En lo que se refiere al turismo, en 2017 visitaron España 170.944 ciudadanos búlgaros, de los que 83.376 lo hicieron por motivos de turismo. Esto representa un 22,6% más de viajes que en el mismo periodo de 2016 (en 2016, la cifra había aumentado, a su vez, en un 22,3% respecto a 2015) y un 22,3% más de turistas (17,8% de aumento en 2016 respecto a 2015).

En 2017, visitaron Bulgaria 89.155 españoles (un 40,4% más que el año 2016), de los que 27.305 lo hicieron por motivos de turismo (24,48 % más que en 2016).

En términos de stocks acumulados, las inversiones españolas acumuladas netas en 2004-2017 ascienden a 1.013,3 millones, siendo 2007 el año de mayor flujo con 418 millones. Los principales sectores de inversión fueron: el inmobiliario, la producción industrial, los servicios y las energías renovables. En el año 2017, España retrocedió al puesto 13º, desde el 12º del año anterior y el 10º del año 2015. Esta posición contrasta fuertemente con la posición de España en el periodo 2005-2010 en la que nuestro país se situaba entre los cinco mayores inversores.

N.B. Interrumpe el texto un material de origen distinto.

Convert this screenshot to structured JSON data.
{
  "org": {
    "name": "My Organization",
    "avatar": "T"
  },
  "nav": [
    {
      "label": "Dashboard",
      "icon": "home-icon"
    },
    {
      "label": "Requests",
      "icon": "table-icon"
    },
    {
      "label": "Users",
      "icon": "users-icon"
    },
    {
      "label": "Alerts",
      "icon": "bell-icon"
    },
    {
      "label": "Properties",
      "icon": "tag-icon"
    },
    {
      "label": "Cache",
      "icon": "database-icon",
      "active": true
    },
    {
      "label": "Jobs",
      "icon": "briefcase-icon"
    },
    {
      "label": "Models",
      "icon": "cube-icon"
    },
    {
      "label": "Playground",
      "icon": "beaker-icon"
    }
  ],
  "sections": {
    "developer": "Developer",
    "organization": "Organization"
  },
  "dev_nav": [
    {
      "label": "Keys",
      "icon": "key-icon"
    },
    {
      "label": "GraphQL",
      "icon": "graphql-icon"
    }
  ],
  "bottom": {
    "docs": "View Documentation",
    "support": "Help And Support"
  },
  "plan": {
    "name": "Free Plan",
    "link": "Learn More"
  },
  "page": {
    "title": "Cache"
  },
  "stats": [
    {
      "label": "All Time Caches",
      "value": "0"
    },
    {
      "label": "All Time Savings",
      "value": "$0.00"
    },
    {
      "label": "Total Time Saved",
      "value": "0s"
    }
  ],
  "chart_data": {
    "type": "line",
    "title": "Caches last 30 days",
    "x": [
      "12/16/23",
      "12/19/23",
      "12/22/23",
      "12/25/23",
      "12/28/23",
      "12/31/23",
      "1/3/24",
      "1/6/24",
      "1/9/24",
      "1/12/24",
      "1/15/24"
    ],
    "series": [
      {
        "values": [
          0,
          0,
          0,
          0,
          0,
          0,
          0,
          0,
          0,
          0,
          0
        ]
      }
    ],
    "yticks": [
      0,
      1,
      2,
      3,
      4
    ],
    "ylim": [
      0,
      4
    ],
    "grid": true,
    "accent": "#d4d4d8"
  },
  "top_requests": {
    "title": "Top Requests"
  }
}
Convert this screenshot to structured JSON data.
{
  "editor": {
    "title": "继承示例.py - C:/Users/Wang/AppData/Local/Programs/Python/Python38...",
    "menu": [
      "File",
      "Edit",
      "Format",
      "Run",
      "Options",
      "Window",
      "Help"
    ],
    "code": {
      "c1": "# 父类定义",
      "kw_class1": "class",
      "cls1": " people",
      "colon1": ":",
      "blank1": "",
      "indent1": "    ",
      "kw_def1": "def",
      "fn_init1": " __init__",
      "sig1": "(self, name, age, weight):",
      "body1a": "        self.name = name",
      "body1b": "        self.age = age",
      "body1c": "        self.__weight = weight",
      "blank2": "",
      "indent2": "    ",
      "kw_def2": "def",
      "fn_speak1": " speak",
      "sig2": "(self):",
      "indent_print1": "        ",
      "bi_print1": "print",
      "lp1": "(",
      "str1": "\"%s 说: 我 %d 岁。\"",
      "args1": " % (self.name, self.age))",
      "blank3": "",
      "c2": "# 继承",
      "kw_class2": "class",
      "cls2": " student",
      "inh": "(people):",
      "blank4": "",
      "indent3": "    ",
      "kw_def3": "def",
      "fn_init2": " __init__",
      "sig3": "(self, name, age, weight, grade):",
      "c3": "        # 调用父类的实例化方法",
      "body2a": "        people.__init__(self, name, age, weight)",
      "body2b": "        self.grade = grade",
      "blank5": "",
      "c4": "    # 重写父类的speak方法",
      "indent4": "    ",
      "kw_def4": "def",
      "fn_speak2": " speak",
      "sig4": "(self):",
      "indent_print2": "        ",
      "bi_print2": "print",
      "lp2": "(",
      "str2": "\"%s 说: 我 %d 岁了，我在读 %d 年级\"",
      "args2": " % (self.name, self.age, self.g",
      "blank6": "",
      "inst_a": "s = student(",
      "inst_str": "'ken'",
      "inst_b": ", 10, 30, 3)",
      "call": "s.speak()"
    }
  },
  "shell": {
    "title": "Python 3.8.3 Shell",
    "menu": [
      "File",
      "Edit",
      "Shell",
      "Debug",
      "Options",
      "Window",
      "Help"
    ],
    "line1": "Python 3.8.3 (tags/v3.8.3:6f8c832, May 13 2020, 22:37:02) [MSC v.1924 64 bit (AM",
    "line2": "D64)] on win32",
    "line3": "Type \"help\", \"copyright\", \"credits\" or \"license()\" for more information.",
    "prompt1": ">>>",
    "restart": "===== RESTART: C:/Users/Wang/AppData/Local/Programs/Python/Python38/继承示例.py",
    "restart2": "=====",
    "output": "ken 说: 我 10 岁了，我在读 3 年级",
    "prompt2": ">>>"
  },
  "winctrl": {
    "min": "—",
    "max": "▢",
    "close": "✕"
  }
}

En términos de flujo, la inversión neta española anual muestra un comportamiento errático que también sigue Reino Unido, probablemente por el peso dominante del sector inmobiliario en las inversiones originarias de ambos países. Como factores específicos de España, el gran movimiento inversor en los años 2005-2010 tenía un marcado carácter especulativo-inmobiliario: fuertes inversiones en época de bonanza económica buscando una diversificación de cartera, en espera de que los precios se multiplicasen, como ha sucedido en otros países de la Ampliación.

Este fuerte movimiento no se ha producido. Es más, la crisis, en Bulgaria y en España, redujo el valor de los activos inmobiliarios en Bulgaria dejando, al tiempo, a las empresas españolas seriamente afectadas en su liquidez, de forma que, cuando se han ido recuperando los precios y las transacciones en el mercado búlgaro, las empresas españolas han empezado a vender sus activos “para hacer caja” y repatriar los beneficios a sus matrices.

La composición, tanto de las importaciones, como de las exportaciones se ha mostrado muy estable los últimos años. La principal partida en la exportación española a Bulgaria ha sido en los últimos años el mineral de cobre (62,8% del total exportado en 2017). A mucha distancia, figuran las exportaciones de vehículos automóviles (5,3%); carne (5,1%), máquinas y aparatos mecánicos (4,0%) y las manufacturas plásticas (1,8%).

Por lo que respecta a la importación, los principales capítulos en la importación origen Bulgaria en 2017 son: cereales (44,8%, en especial trigo), aparatos y material eléctrico (10,2%), semillas oleaginosas (4,7%), prendas de vestir (5,6 %), máquinas y aparatos mecánicos (4,4%).